Forgacs is the co-founder and CEO of Modern Meadow, a company developing novel biomaterials. In Forgacs’ presentation, he describes his company’s efforts to engineer tissue to become meat and leather, removing real animals from the process and requiring less use of land, water, energy and chemicals.
He says he initially thought the idea of engineering meat was crazy until he considered what we do now. Today, it takes 60 billion animals to provide the world’s population with meat, dairy, eggs and leather goods. By 2050, it will take 100 billion land animals, and maintaining this herd will take a huge, potentially unsustainable toll on the planet. This is the real craziness, he says.
I would agree. And I’m all for doing away with slaughter. The entire process is inhumane, from the animals’ living conditions to their trip to the slaughterhouse to the kill method, despite what proponents would have us believe. Would proponents want to die by having their throat slit while still alive and hanging upside down? OK, then. Let’s put that argument to rest for good.

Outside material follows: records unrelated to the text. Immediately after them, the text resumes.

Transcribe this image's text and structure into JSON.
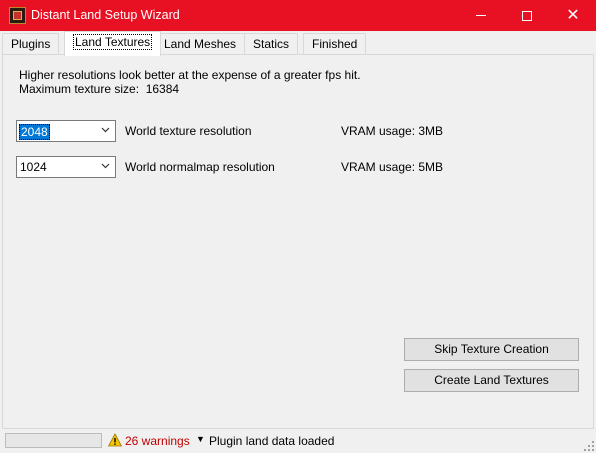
{
  "window": {
    "title": "Distant Land Setup Wizard"
  },
  "tabs": [
    {
      "label": "Plugins"
    },
    {
      "label": "Land Textures"
    },
    {
      "label": "Land Meshes"
    },
    {
      "label": "Statics"
    },
    {
      "label": "Finished"
    }
  ],
  "active_tab": "Land Textures",
  "panel": {
    "intro_line": "Higher resolutions look better at the expense of a greater fps hit.",
    "max_texture_label": "Maximum texture size:",
    "max_texture_value": "16384",
    "world_texture": {
      "value": "2048",
      "label": "World texture resolution",
      "vram": "VRAM usage: 3MB"
    },
    "world_normalmap": {
      "value": "1024",
      "label": "World normalmap resolution",
      "vram": "VRAM usage: 5MB"
    },
    "skip_button": "Skip Texture Creation",
    "create_button": "Create Land Textures"
  },
  "status": {
    "progress": 0,
    "warnings": "26 warnings",
    "message": "Plugin land data loaded"
  },
  "colors": {
    "titlebar": "#e81123",
    "warning_text": "#c00000",
    "selection": "#0078d7"
  },
  "icons": {
    "app": "app-icon",
    "warning": "warning-icon",
    "dropdown": "chevron-down-icon"
  }
}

I understand why cattlemen get upset at the idea of doing away with slaughter. This is the skill they learned growing up. What does the world do with ranchers whose products are no longer needed? What do ranchers do with their land? Their equipment?
But I can’t defend their position. Evolution rolls over many occupations. Once upon a time, there was a need for record stores.
What worries me most is whether “livestock,” and I hate that term, have a place in a future of engineered meat, a future likely to come true.
Cows and pigs are my bigger concern.
Horses can be ridden.
Sheep can be sheared.
In fact, there may be more room for both of those species, as well as alpacas and such.
What can we do with cows and pigs?
I guess we’ll have to wait to see if humans have big enough hearts to embrace cows and pigs as pets, as we now do with dogs and cats. I suspect miniatures will gain in numbers and the larger animals will have a lesser role. Likely, these animals will have to demonstrate new skills that make them attractive to humans as pets.
But they will live better and longer, and hopefully laws will protect them as companion animals, as they do dogs and cats today.
Whatever the role for large animals, let’s not forget these animals. Their time for emancipation has come, and they deserve better than they have received.
I look forward to the day when I don’t have to consider whether an animal died for a meal and I don’t have to read a statistic on how much food is thrown out every day, showing a complete lack of respect for the animals whose lives were sacrificed.
There is a better way.
Animals deserve it and our collective conscience demands it.